Of Millionaires and Millions:
Did you know?
That India is producing millionaires at a record rate?
That in 2003, 11,000 Indians became millionaires?
That the richest five in India are richer (worth $ 24.8 billion) than the richest five in Britain (24.2 billion)?
BUT
That India accounts for one quarter of the world’s poorest?
That 300 million in India subsist on less than $ 1 a day?
These are some of the facts in the cover story of a recent issue of Time magazine, titled A Tale of Two Indias. The first set of facts, bolstered with approving stories of how urban consumption has shot up by 16% in 2003, accounting for three quarters of India’s total growth, and gushing statements by Simi Garewal about how “Suddenly, India is a candy store!” corresponds to the ‘India Shining’ hype peddled by the BJP. While the latter set of facts point to the reality that punctured that balloon. What is interesting is how Time chooses to explain these facts.

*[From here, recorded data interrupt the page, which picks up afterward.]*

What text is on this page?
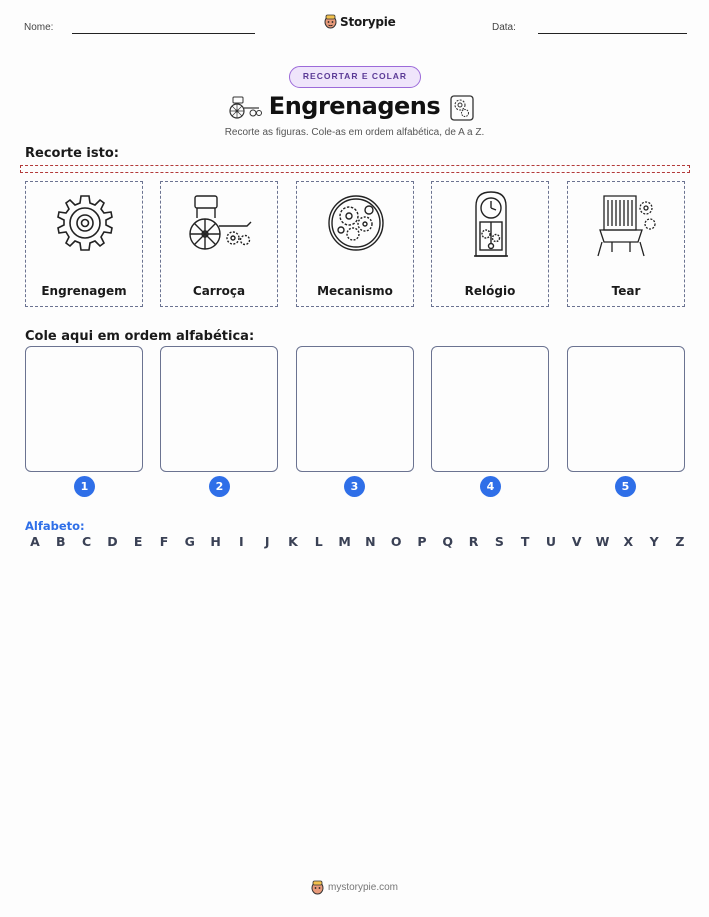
Nome:	Storypie	Data:
RECORTAR E COLAR
Engrenagens
Recorte as figuras. Cole-as em ordem alfabética, de A a Z.
Recorte isto:
Engrenagem	Carroça	Mecanismo	Relógio	Tear
Cole aqui em ordem alfabética:
1	2	3	4	5
Alfabeto:
A	B	C	D	E	F	G	H	I	J	K	L	M	N	O	P	Q	R	S	T	U	V	W	X	Y	Z
mystorypie.com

The Time story begins with descriptions of the lifestyles of two billionaires, and right at the beginning, it repeats a hackneyed old Orientalist stereotype, saying that the likes of Godrej and Mallya are “light-years from that old India of saris, slums and snake charmers.” India, according to Time, is certainly shining; the only problem is that the silver lining has a dark cloud – all those millions of poor people who are spoilsports in that joyous party that is India today.
According to Time, the problem is one that “closed economies” like India, “which stressed equality of misery”, face when they go global in search of growth. Clearly, Time believes that unashamed flouting of obscene inequality is far superior to the so-called “equality of misery”! But the “unrest” provoked by such inequalities can, according to Time, be headed off if only the rich “spread their wealth”. How? Are they supposed to surrender their black assets to fund unemployment doles or food for the starving? Oh no! The model is Parmeshwar Godrej who has “roped in” film and sports stars for an ‘AIDS-awareness programme’! And guess who is the greatest charity donor to ‘good causes’ in India – none other than Bill Gates!
The article upholds Subroto Roy as a model of how “wealth can benefit more than just the wealthy.” This king of dubious earnings is held up as a fairytale rags to riches story, whose jingoism is upheld as an instance of how “money can buttress Indian traditions”! And he is a noble benefactor because he generates employment. What the article forgets to mention that Roy does not run a single productive industry. For every job that a Roy creates, hundreds of jobs are lost each year, with the crises in the basic sectors of our economy and the sell-out, for a pittance, of profitable PSUs.
And here we come to Time’s basic contention; an economist is quoted who says, “it’s only by opening up, by growing the economy and, yes, by producing the odd billionaire who creates thousands of jobs, that you can really pull people up.” India is compared to Vijay Mallya’s stud horse who needs to be allowed to “run free…do exactly what he wants…then he’ll show you what he can do”. This prescription comes as an answer to the World Bank’s India director who says we need to “bridge the gap between the two Indias”.
Conveniently forgotten is the fact that “freedom” as defined by the World Bank and the millionaire Mallyas of the world, (i.e. that the only path for a third world economy is to allow the “animal spirits” of private investors and global capital “free play” [India’s Post-Independence Economic Strategy, www.macroscan.com]) only spells being shackled to the dominant nations, as far as the poor millions go. ‘Opening up’ of the Indian economy has meant IMF-WB-dictated cuts in social sector spending, depriving the poor of basic education and health. The WTO regime left Indian farmers at the mercy of the world price crash, while imposing curtailment of subsidies and rural development expenditure, and ending low cost credit; the first world nations however continued to subsidise their farmers heavily. The result was a huge agrarian crisis and mass suicides of farmers in India. Large-scale rural unemployment was another fallout, resulting in starvation in the midst of plenty.
Time may want liberalization in India to “run free”, but India’s millions are determined to rein in the runaway horse of imperialist globalisation that is riding rough-shod over their lives and aspirations.